The court concluded that Officer Curt McKee’s belief that Smith was armed and charging at him was reasonable, even though it was not definitively established whether Smith actually possessed a knife. The court emphasized that an officer who uses deadly force in a mistaken but reasonable belief that a suspect is armed will be forgiven if the circumstances otherwise justify such force.
The dispute centers on an incident where McKee responded to a call involving Smith, who had entered a home and was confronted by a distressed resident yelling at him to leave while children cried in the background.
McKee concluded Smith was in the kitchen, where Smith repeatedly failed to obey lawful orders to show his hands, which were behind his back. Instead, Smith yelled and moved toward McKee.
McKee attempted to deploy a taser for non-lethal force, but the device malfunctioned. McKee then shot Smith once after seeing him grab a knife from the kitchen counter and lunge toward him.
The opinion notes that it is not definitively established whether Smith actually possessed a knife, but the court held this factual dispute was immaterial. The relevant inquiry is whether McKee’s belief that Smith was armed and charging at him was reasonable.
Citing established precedent, the court affirmed that an officer who uses deadly force in a mistaken but reasonable belief that a suspect is armed will be forgiven if the circumstances otherwise justify such force.
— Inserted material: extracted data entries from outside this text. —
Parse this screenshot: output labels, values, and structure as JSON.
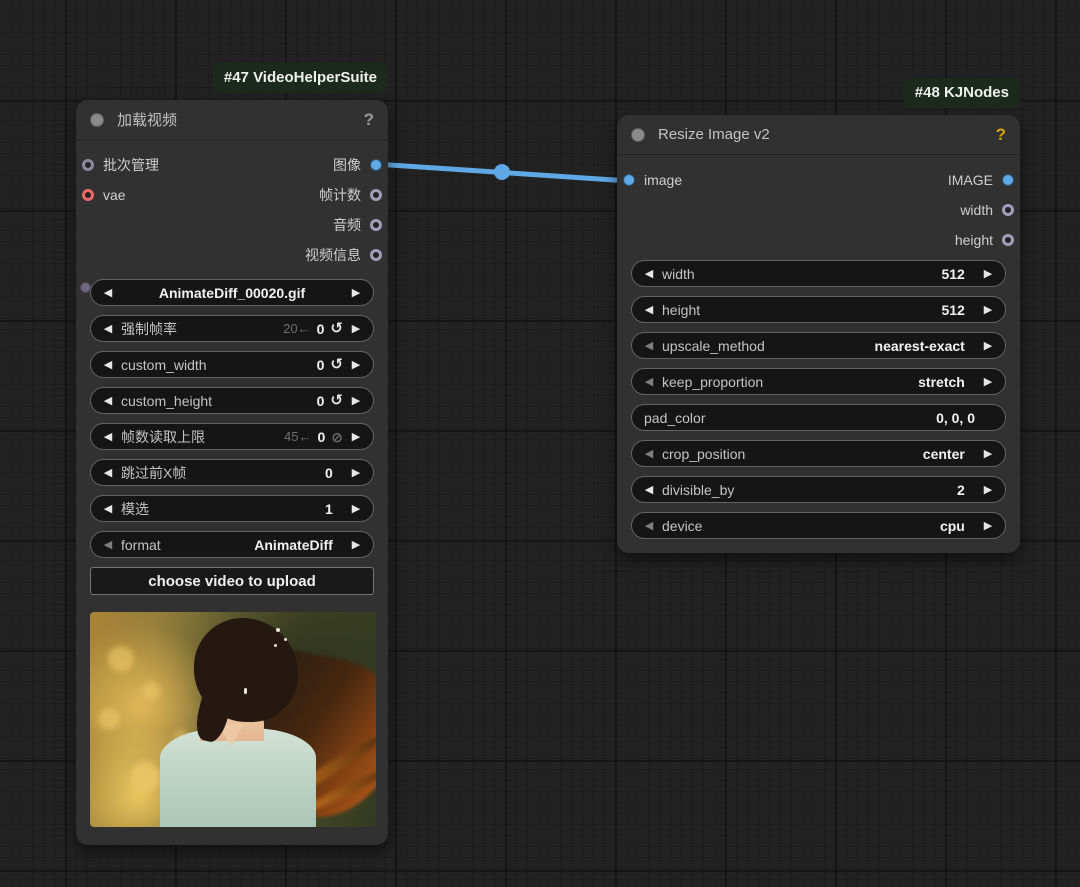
{
  "glyphs": {
    "left_arrow": "◀",
    "right_arrow": "▶",
    "refresh": "↺",
    "no_entry": "⊘",
    "help": "?"
  },
  "colors": {
    "link_blue": "#5fa8e6",
    "slot_vae_red": "#f16a6a",
    "slot_gray": "#8b88a0",
    "badge_bg": "#1c2a1d",
    "help_gold": "#d9a406"
  },
  "nodes": {
    "load_video": {
      "badge": "#47 VideoHelperSuite",
      "title": "加载视频",
      "inputs": [
        {
          "label": "批次管理"
        },
        {
          "label": "vae"
        }
      ],
      "outputs": [
        {
          "label": "图像"
        },
        {
          "label": "帧计数"
        },
        {
          "label": "音频"
        },
        {
          "label": "视频信息"
        }
      ],
      "widgets": [
        {
          "value": "AnimateDiff_00020.gif"
        },
        {
          "label": "强制帧率",
          "hint": "20←",
          "value": "0"
        },
        {
          "label": "custom_width",
          "value": "0"
        },
        {
          "label": "custom_height",
          "value": "0"
        },
        {
          "label": "帧数读取上限",
          "hint": "45←",
          "value": "0"
        },
        {
          "label": "跳过前X帧",
          "value": "0"
        },
        {
          "label": "模选",
          "value": "1"
        },
        {
          "label": "format",
          "value": "AnimateDiff"
        }
      ],
      "upload_button": "choose video to upload"
    },
    "resize_image": {
      "badge": "#48 KJNodes",
      "title": "Resize Image v2",
      "inputs": [
        {
          "label": "image"
        }
      ],
      "outputs": [
        {
          "label": "IMAGE"
        },
        {
          "label": "width"
        },
        {
          "label": "height"
        }
      ],
      "widgets": [
        {
          "label": "width",
          "value": "512"
        },
        {
          "label": "height",
          "value": "512"
        },
        {
          "label": "upscale_method",
          "value": "nearest-exact"
        },
        {
          "label": "keep_proportion",
          "value": "stretch"
        },
        {
          "label": "pad_color",
          "value": "0, 0, 0"
        },
        {
          "label": "crop_position",
          "value": "center"
        },
        {
          "label": "divisible_by",
          "value": "2"
        },
        {
          "label": "device",
          "value": "cpu"
        }
      ]
    }
  }
}
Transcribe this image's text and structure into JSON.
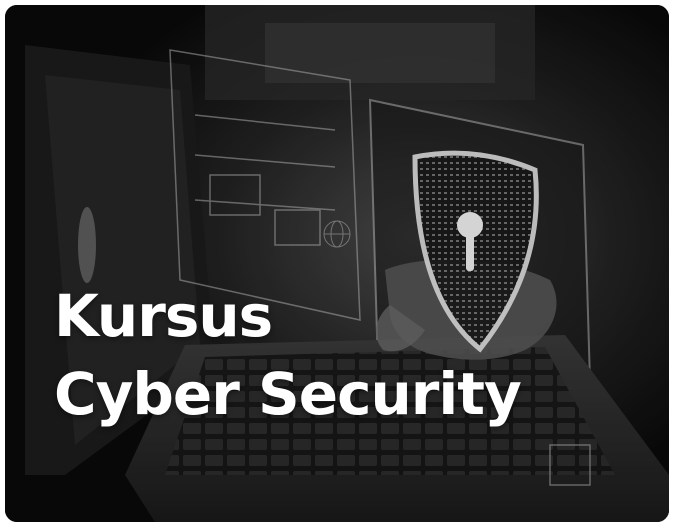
{
  "card": {
    "title_line1": "Kursus",
    "title_line2": "Cyber Security"
  },
  "visual": {
    "background_subject": "hand typing on laptop keyboard with holographic security shield and padlock",
    "icons": [
      "shield-lock-icon",
      "globe-icon"
    ],
    "colors": {
      "background": "#0c0c0c",
      "text": "#ffffff",
      "frame": "#ffffff"
    }
  }
}
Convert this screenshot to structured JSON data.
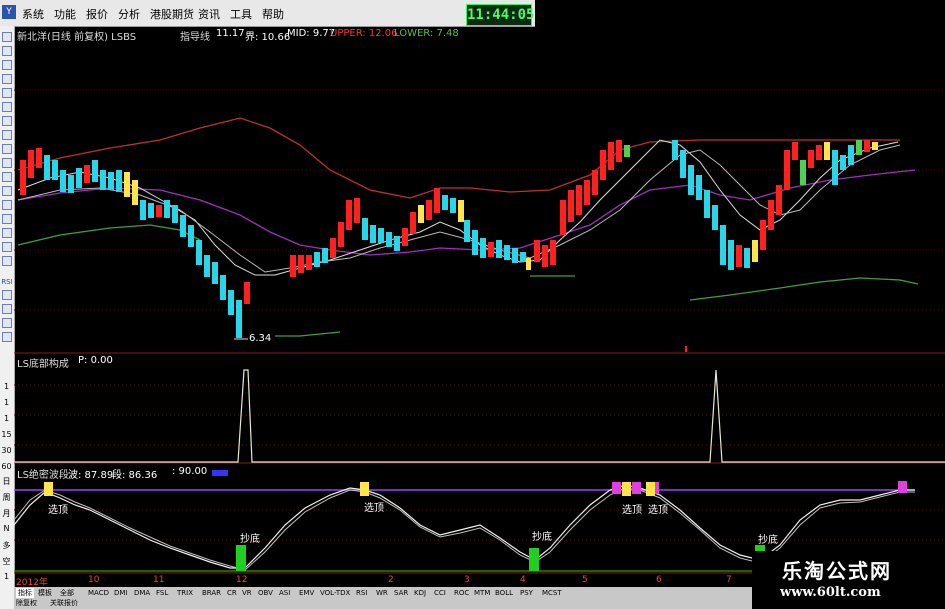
{
  "menu": {
    "logo": "Y",
    "items": [
      "系统",
      "功能",
      "报价",
      "分析",
      "港股期货",
      "资讯",
      "工具",
      "帮助"
    ]
  },
  "clock": "11:44:05",
  "main_panel": {
    "title": "新北洋(日线 前复权) LSBS",
    "indicator_name": "指导线",
    "indicator_value": "11.17",
    "jie": "界: 10.66",
    "mid": "MID: 9.77",
    "upper": "UPPER: 12.06",
    "lower": "LOWER: 7.48",
    "low_price": "6.34"
  },
  "panel2": {
    "title": "LS底部构成",
    "p": "P: 0.00",
    "y_labels": [
      "1",
      "1",
      "1",
      "15",
      "30",
      "60"
    ]
  },
  "panel3": {
    "title": "LS绝密波段",
    "bo": "波: 87.89",
    "duan": "段: 86.36",
    "level": ": 90.00",
    "side_labels": [
      "日",
      "周",
      "月",
      "N",
      "多",
      "空",
      "1"
    ],
    "annotations": [
      "选顶",
      "抄底",
      "选顶",
      "抄底",
      "选顶",
      "选顶",
      "抄底"
    ]
  },
  "x_axis": [
    "2012年",
    "10",
    "11",
    "12",
    "2",
    "3",
    "4",
    "5",
    "6",
    "7"
  ],
  "bottom_tabs": [
    "指标",
    "模板",
    "全部",
    "MACD",
    "DMI",
    "DMA",
    "FSL",
    "TRIX",
    "BRAR",
    "CR",
    "VR",
    "OBV",
    "ASI",
    "EMV",
    "VOL-TDX",
    "RSI",
    "WR",
    "SAR",
    "KDJ",
    "CCI",
    "ROC",
    "MTM",
    "BOLL",
    "PSY",
    "MCST"
  ],
  "bottom_tabs_2": [
    "除复权",
    "关联报价"
  ],
  "toolbar_labels": [
    "RSI"
  ],
  "colors": {
    "up": "#ff2020",
    "down": "#27d6e8",
    "upper_band": "#c03030",
    "mid_band": "#a030c0",
    "lower_band": "#40a040",
    "clock_text": "#44ff66"
  },
  "watermark": {
    "title": "乐淘公式网",
    "url": "www.60lt.com"
  }
}
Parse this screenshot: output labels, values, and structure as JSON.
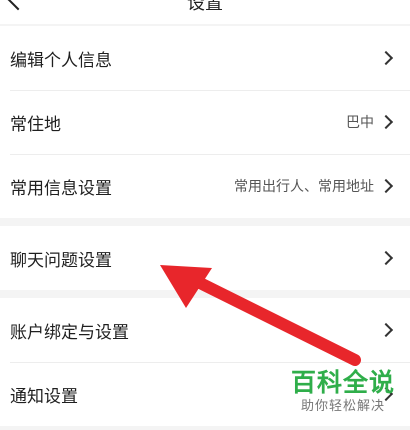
{
  "header": {
    "title": "设置"
  },
  "groups": [
    {
      "items": [
        {
          "label": "编辑个人信息",
          "value": ""
        },
        {
          "label": "常住地",
          "value": "巴中"
        },
        {
          "label": "常用信息设置",
          "value": "常用出行人、常用地址"
        }
      ]
    },
    {
      "items": [
        {
          "label": "聊天问题设置",
          "value": ""
        }
      ]
    },
    {
      "items": [
        {
          "label": "账户绑定与设置",
          "value": ""
        },
        {
          "label": "通知设置",
          "value": ""
        }
      ]
    }
  ],
  "annotation": {
    "arrow_color": "#e8262b"
  },
  "watermark": {
    "title": "百科全说",
    "subtitle": "助你轻松解决"
  }
}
The court held that circumstantial evidence supported McKee’s testimony, including a resident who also saw Smith holding a knife and a recovered knife with overwhelming evidence of Smith’s DNA.
Appellants argued McKee should have used his taser or retreated, but the court rejected these theories. The record showed McKee backed up before firing, and the law does not require an officer to exhaust every possible way to defuse a split-second, life-or-death confrontation.
The Third Circuit affirmed the District Court’s judgment. The court noted it need not address arguments regarding qualified immunity because McKee’s use of force was reasonable, and it dismissed state-law wrongful-death claims as merely procedural vehicles rather than substantive causes of action.